While David and Charles Koch have donated more than $67 million to organizations that attack climate science, the efforts of their brother Bill – David's twin, and one of the chief antagonists of Aspen's nascent hydroelectric plant – have largely avoided public scrutiny. Bill is best known for his eccentric pastimes, including the "Old West" town he is lavishly re-creating on his 6,400-acre ranch near Somerset, Colorado. He is less politically involved than his brothers, and less wealthy, though he still ranks among the richest men in the United States: His energy conglomerate Oxbow Carbon, which he founded in 1983, has an annual revenue of $4 billion.
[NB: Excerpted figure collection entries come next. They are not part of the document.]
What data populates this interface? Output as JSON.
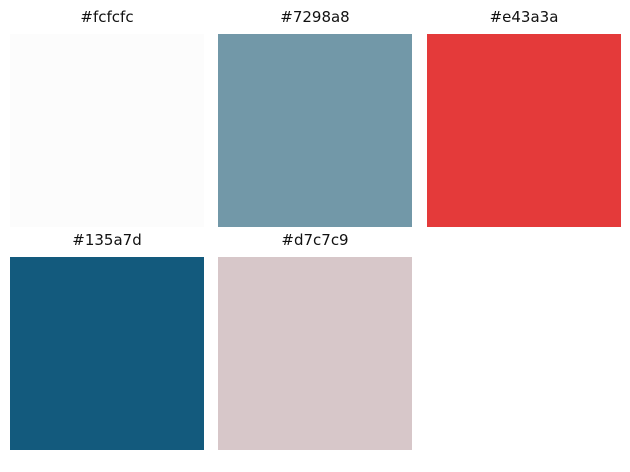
{
  "swatches": [
    {
      "label": "#fcfcfc",
      "color": "#fcfcfc"
    },
    {
      "label": "#7298a8",
      "color": "#7298a8"
    },
    {
      "label": "#e43a3a",
      "color": "#e43a3a"
    },
    {
      "label": "#135a7d",
      "color": "#135a7d"
    },
    {
      "label": "#d7c7c9",
      "color": "#d7c7c9"
    }
  ]
}
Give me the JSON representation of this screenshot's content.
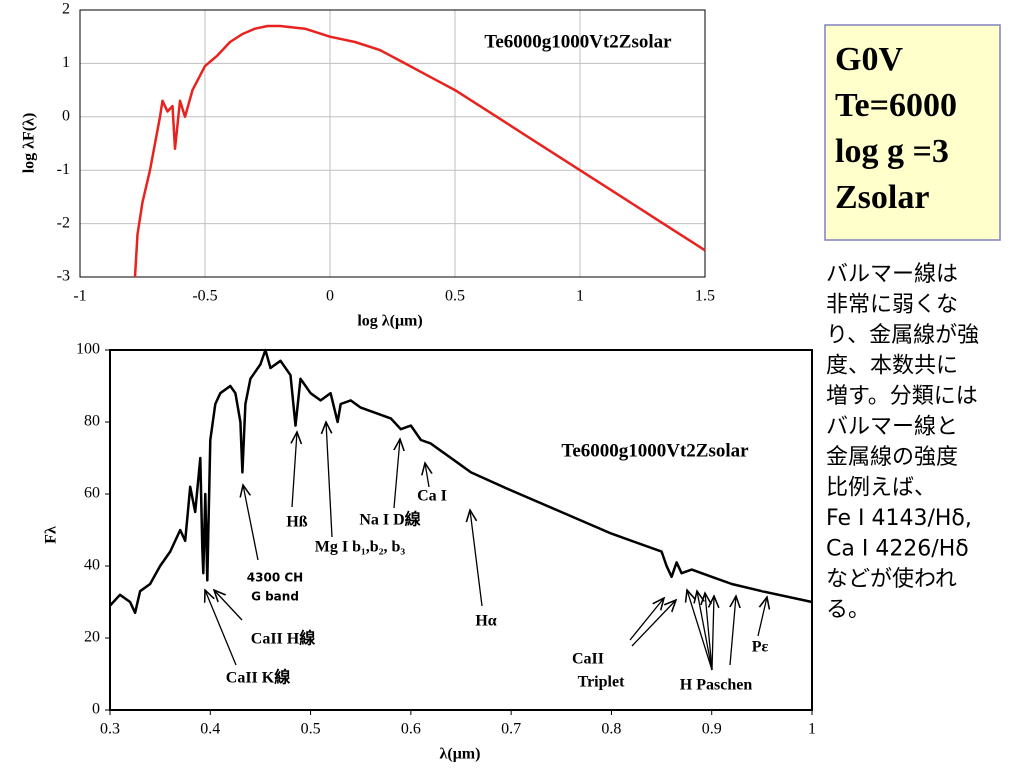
{
  "chart_data": [
    {
      "type": "line",
      "xlabel": "log λ(μm)",
      "ylabel": "log λF(λ)",
      "x": [
        -0.78,
        -0.77,
        -0.75,
        -0.72,
        -0.7,
        -0.68,
        -0.67,
        -0.65,
        -0.63,
        -0.62,
        -0.6,
        -0.58,
        -0.55,
        -0.5,
        -0.45,
        -0.4,
        -0.35,
        -0.3,
        -0.25,
        -0.2,
        -0.1,
        0,
        0.1,
        0.2,
        0.3,
        0.4,
        0.5,
        0.6,
        0.7,
        0.8,
        0.9,
        1.0,
        1.1,
        1.2,
        1.3,
        1.4,
        1.5
      ],
      "series": [
        {
          "name": "Te6000g1000Vt2Zsolar",
          "color": "#e8231f",
          "values": [
            -3,
            -2.2,
            -1.6,
            -1.0,
            -0.5,
            0.0,
            0.3,
            0.1,
            0.2,
            -0.6,
            0.3,
            0.0,
            0.5,
            0.95,
            1.15,
            1.4,
            1.55,
            1.65,
            1.7,
            1.7,
            1.65,
            1.5,
            1.4,
            1.25,
            1.0,
            0.75,
            0.5,
            0.2,
            -0.1,
            -0.4,
            -0.7,
            -1.0,
            -1.3,
            -1.6,
            -1.9,
            -2.2,
            -2.5
          ]
        }
      ],
      "xlim": [
        -1,
        1.5
      ],
      "xticks": [
        -1,
        -0.5,
        0,
        0.5,
        1,
        1.5
      ],
      "ylim": [
        -3,
        2
      ],
      "yticks": [
        -3,
        -2,
        -1,
        0,
        1,
        2
      ],
      "grid": true
    },
    {
      "type": "line",
      "xlabel": "λ(μm)",
      "ylabel": "Fλ",
      "x": [
        0.3,
        0.31,
        0.32,
        0.325,
        0.33,
        0.34,
        0.35,
        0.36,
        0.37,
        0.375,
        0.38,
        0.385,
        0.39,
        0.392,
        0.393,
        0.395,
        0.397,
        0.4,
        0.405,
        0.41,
        0.42,
        0.425,
        0.43,
        0.432,
        0.435,
        0.44,
        0.45,
        0.455,
        0.46,
        0.47,
        0.48,
        0.485,
        0.49,
        0.5,
        0.51,
        0.52,
        0.527,
        0.53,
        0.54,
        0.55,
        0.56,
        0.57,
        0.58,
        0.59,
        0.6,
        0.61,
        0.62,
        0.63,
        0.64,
        0.65,
        0.66,
        0.7,
        0.75,
        0.8,
        0.85,
        0.855,
        0.86,
        0.865,
        0.87,
        0.88,
        0.9,
        0.92,
        0.95,
        1.0
      ],
      "series": [
        {
          "name": "Te6000g1000Vt2Zsolar",
          "color": "#000000",
          "values": [
            29,
            32,
            30,
            27,
            33,
            35,
            40,
            44,
            50,
            47,
            62,
            55,
            70,
            45,
            38,
            60,
            36,
            75,
            85,
            88,
            90,
            88,
            80,
            66,
            85,
            92,
            96,
            100,
            95,
            97,
            93,
            79,
            92,
            88,
            86,
            88,
            80,
            85,
            86,
            84,
            83,
            82,
            81,
            78,
            79,
            75,
            74,
            72,
            70,
            68,
            66,
            61,
            55,
            49,
            44,
            40,
            37,
            41,
            38,
            39,
            37,
            35,
            33,
            30
          ]
        }
      ],
      "xlim": [
        0.3,
        1
      ],
      "xticks": [
        0.3,
        0.4,
        0.5,
        0.6,
        0.7,
        0.8,
        0.9,
        1
      ],
      "ylim": [
        0,
        100
      ],
      "yticks": [
        0,
        20,
        40,
        60,
        80,
        100
      ],
      "grid": false,
      "annotations": [
        [
          "4300 CH",
          "G band"
        ],
        [
          "Hß"
        ],
        [
          "Mg I b₁,b₂, b₃"
        ],
        [
          "Na I D線"
        ],
        [
          "Ca I"
        ],
        [
          "Hα"
        ],
        [
          "CaII H線"
        ],
        [
          "CaII K線"
        ],
        [
          "CaII",
          "Triplet"
        ],
        [
          "H Paschen"
        ],
        [
          "Pε"
        ]
      ]
    }
  ],
  "box": [
    "G0V",
    "Te=6000",
    "log g =3",
    "Zsolar"
  ],
  "note": [
    "バルマー線は",
    "非常に弱くな",
    "り、金属線が強",
    "度、本数共に",
    "増す。分類には",
    "バルマー線と",
    "金属線の強度",
    "比例えば、",
    "Fe I 4143/Hδ,",
    "Ca I 4226/Hδ",
    "などが使われ",
    "る。"
  ]
}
Oxbow mines and markets coal, natural gas, and petroleum products. Bill Koch has spent freely to protest environmental regulations that affect his business, and to elect politicians "who understand how foolhardy alternative energy is." This comes as some surprise because Oxbow Carbon has not always been primarily in the carbon business. In the 1990s, Koch invested mainly in geothermal energy and even had a reputation as a leader in the alternative energy sector. Oxbow was at one time the largest supplier of green energy in all of Southern California.
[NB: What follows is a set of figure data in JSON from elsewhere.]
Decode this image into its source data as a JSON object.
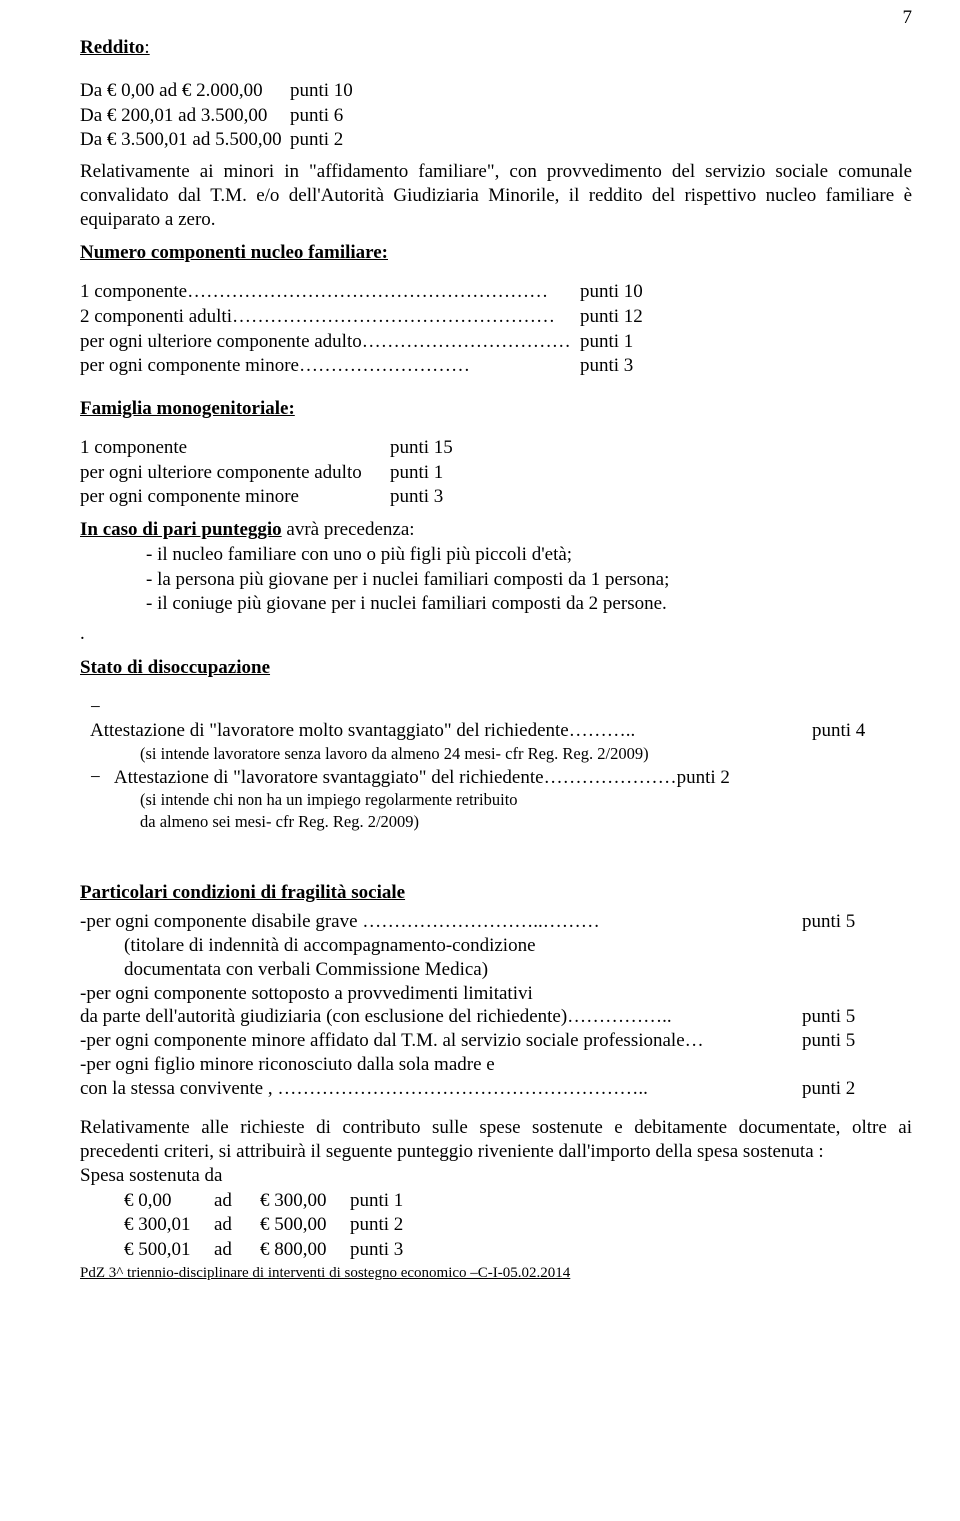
{
  "page_number": "7",
  "reddito": {
    "heading": "Reddito",
    "rows": [
      {
        "label": "Da € 0,00 ad € 2.000,00",
        "points": "punti 10"
      },
      {
        "label": "Da € 200,01 ad   3.500,00",
        "points": "punti  6"
      },
      {
        "label": "Da € 3.500,01 ad  5.500,00",
        "points": "punti  2"
      }
    ],
    "note": "Relativamente ai minori in \"affidamento familiare\", con provvedimento del servizio sociale comunale convalidato dal T.M. e/o dell'Autorità Giudiziaria Minorile, il reddito del rispettivo nucleo familiare è equiparato a zero."
  },
  "nucleo": {
    "heading": "Numero componenti nucleo familiare:",
    "rows": [
      {
        "label": "1 componente…………………………………………………",
        "points": "punti  10"
      },
      {
        "label": "2 componenti adulti……………………………………………",
        "points": "punti  12"
      },
      {
        "label": "per ogni ulteriore componente adulto……………………………",
        "points": "punti    1"
      },
      {
        "label": "per ogni componente  minore………………………",
        "points": "punti    3"
      }
    ]
  },
  "mono": {
    "heading": "Famiglia monogenitoriale:",
    "rows": [
      {
        "label": "1 componente",
        "points": "punti  15"
      },
      {
        "label": "per ogni ulteriore componente adulto",
        "points": "punti    1"
      },
      {
        "label": "per ogni  componente minore",
        "points": "punti    3"
      }
    ]
  },
  "pari": {
    "heading": "In caso di pari punteggio",
    "suffix": "  avrà precedenza:",
    "items": [
      "il nucleo familiare con uno o più figli  più piccoli d'età;",
      "la persona più giovane per i nuclei familiari composti da 1 persona;",
      "il coniuge più giovane per i nuclei familiari composti da 2 persone."
    ],
    "dot": "."
  },
  "disoc": {
    "heading": "Stato di disoccupazione",
    "items": [
      {
        "label": "Attestazione di \"lavoratore molto svantaggiato\" del richiedente………..",
        "points": "punti 4",
        "note": "(si intende lavoratore senza lavoro da almeno 24 mesi- cfr Reg. Reg. 2/2009)"
      },
      {
        "label": "Attestazione di \"lavoratore svantaggiato\" del richiedente…………………punti  2",
        "points": "",
        "note": "(si intende chi non ha un impiego regolarmente retribuito",
        "note2": " da almeno sei mesi- cfr Reg. Reg. 2/2009)"
      }
    ]
  },
  "frag": {
    "heading": "Particolari condizioni di fragilità sociale",
    "rows": [
      {
        "left": "-per ogni componente disabile grave ………………………..………",
        "right": "punti 5"
      }
    ],
    "note1": "(titolare di indennità di accompagnamento-condizione",
    "note2": "documentata con verbali Commissione Medica)",
    "rows2": [
      {
        "left": "-per ogni componente sottoposto a provvedimenti limitativi",
        "right": ""
      },
      {
        "left": "da parte dell'autorità giudiziaria  (con esclusione del richiedente)……………..",
        "right": "punti 5"
      },
      {
        "left": "-per ogni componente minore affidato dal T.M. al servizio sociale professionale…",
        "right": "punti  5"
      },
      {
        "left": "-per ogni figlio minore riconosciuto dalla sola madre e",
        "right": ""
      },
      {
        "left": "con la stessa convivente , …………………………………………………..",
        "right": "punti 2"
      }
    ]
  },
  "spesa": {
    "intro": "Relativamente alle richieste di contributo sulle spese sostenute e debitamente documentate, oltre ai precedenti criteri, si attribuirà il seguente punteggio riveniente dall'importo della spesa sostenuta :",
    "heading": "Spesa sostenuta da",
    "rows": [
      {
        "c1": "€   0,00",
        "c2": "ad",
        "c3": "€   300,00",
        "c4": "punti 1"
      },
      {
        "c1": "€   300,01",
        "c2": "ad",
        "c3": "€   500,00",
        "c4": "punti 2"
      },
      {
        "c1": "€   500,01",
        "c2": "ad",
        "c3": "€   800,00",
        "c4": "punti 3"
      }
    ]
  },
  "footer": "PdZ 3^ triennio-disciplinare di interventi di sostegno economico –C-I-05.02.2014"
}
More recently Oxbow's new methane-capturing plant at its Somerset coal mine near Aspen, built in partnership with Aspen Skico, converts waste methane into electricity, eliminating 96,000 tons of carbon dioxide from the atmosphere annually. Oxbow has installed extensive emission-control systems at other plants, as well. But these efforts hardly make Oxbow an "environmental steward," as its website contends. Koch's most recent campaign, backed with $5 million of his personal wealth, has been waged against a proposed offshore wind farm in Nantucket Sound; the fans would blemish the view from his summer compound in Cape Cod. Koch recently said that he is against the wind farm because "it's going to destroy a beautiful environment."